Facteurs aggravants : sentiment d'impuissance. Ah, il faudra que j'évite les situations qui pourraient y conduire. Tu as sauté dedans à pieds joints, qu'espères-tu à présent ? C'est encore possible ! Non, c'est fini, regarde. Tu n'as plus les mots, ton esprit s'embrouille. Tu ne peux plus lui parler, ta tête tourne. Tombée. Une aile d'arrachée. J'ai mal, j'ai si mal, mais je n'arrive pas à pleurer. Bien fait. Qu'ai-je fait ? Tu n'as que ce que tu mérites. Regarde, je t'avais dit que ce n'était pas une bonne idée. Laisse-moi ! Si je t'écoutais, je ne ferais rien, jamais rien ! Si je t'écoutais, je n'aurais jamais découvert cette perle rare ! Ma princesse peut encore être sauvée !
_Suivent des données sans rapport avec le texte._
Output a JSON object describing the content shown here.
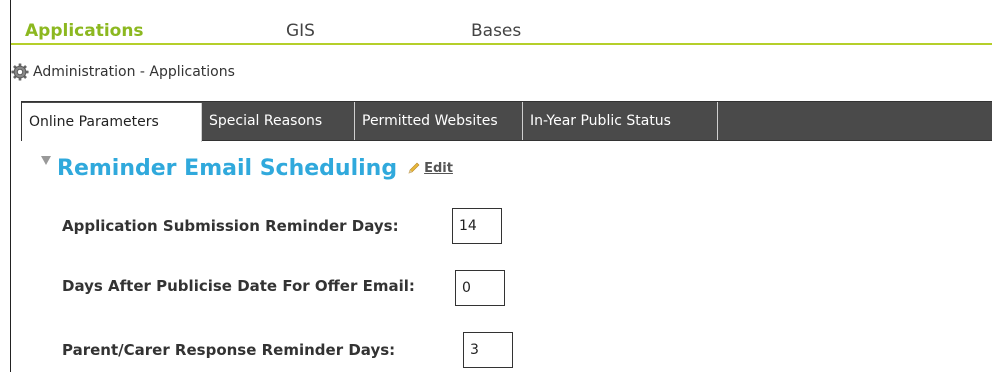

Et elle s'entêta. Encore, et encore. Elle essayait. Mais elle n'avait pas les mots, ou plutôt tous ces mots devenaient les maux de sa princesse. Sans qu'elle ne s'en rende compte. Sa princesse sombrait un peu plus à chaque instant, elle l'a voyait couler, elle tendait la main, dans le vide, personne pour la prendre. Mais elle la laissait là, elle la renvoyait, elle se penchait toujours plus jusqu'à tomber elle-même. Pour se rendre compte que la princesse était dans son dos, accrochée à sa deuxième aile. Si elle avait été plus vive, elle aurait pu la remarquer, tapie ainsi qui attendait juste. Il fallait réfléchir. Et pour réfléchir, il fallait se poser. Pose-toi. J'y arrive pas. T'es sur les nerfs. Je sais. Pose-toi. Il faut. Il faut, je sais. Tant pis pour toi.

La deuxième aile perdue, enfin les larmes se sont mises à couler. Tant d'accusations, elle avait mal fait les choses. Elle avait perdu ses deux ailes, détruit une personne supplémentaire. Jamais ne s'était-elle donné le surnom de prince et fort heureusement, car le prince parvient à sauver la princesse. Ici, elle aura causé sa perte. Non, ce n'est pas elle. Mais elle va le prendre ainsi. Parce qu'elle était la seule personne à la figure de laquelle on pouvait cracher les injures.

C'est ta punition pour avoir joué avec le feu. J'assume. Je suis désolée. Tes mots ne suffiront pas. Ta belle prose ne sert à rien. Je sais. Comme si elle avait un jour servi. Au moins tu en es consciente. Tes excuses ne sont pas acceptées. Je sais. Elles ne sont pas voulues. Je sais. Tu ne l'étais peut-être pas non plus. Je sais. Tu ne fais rien. J'essaie. Je suis, désolée, Ana.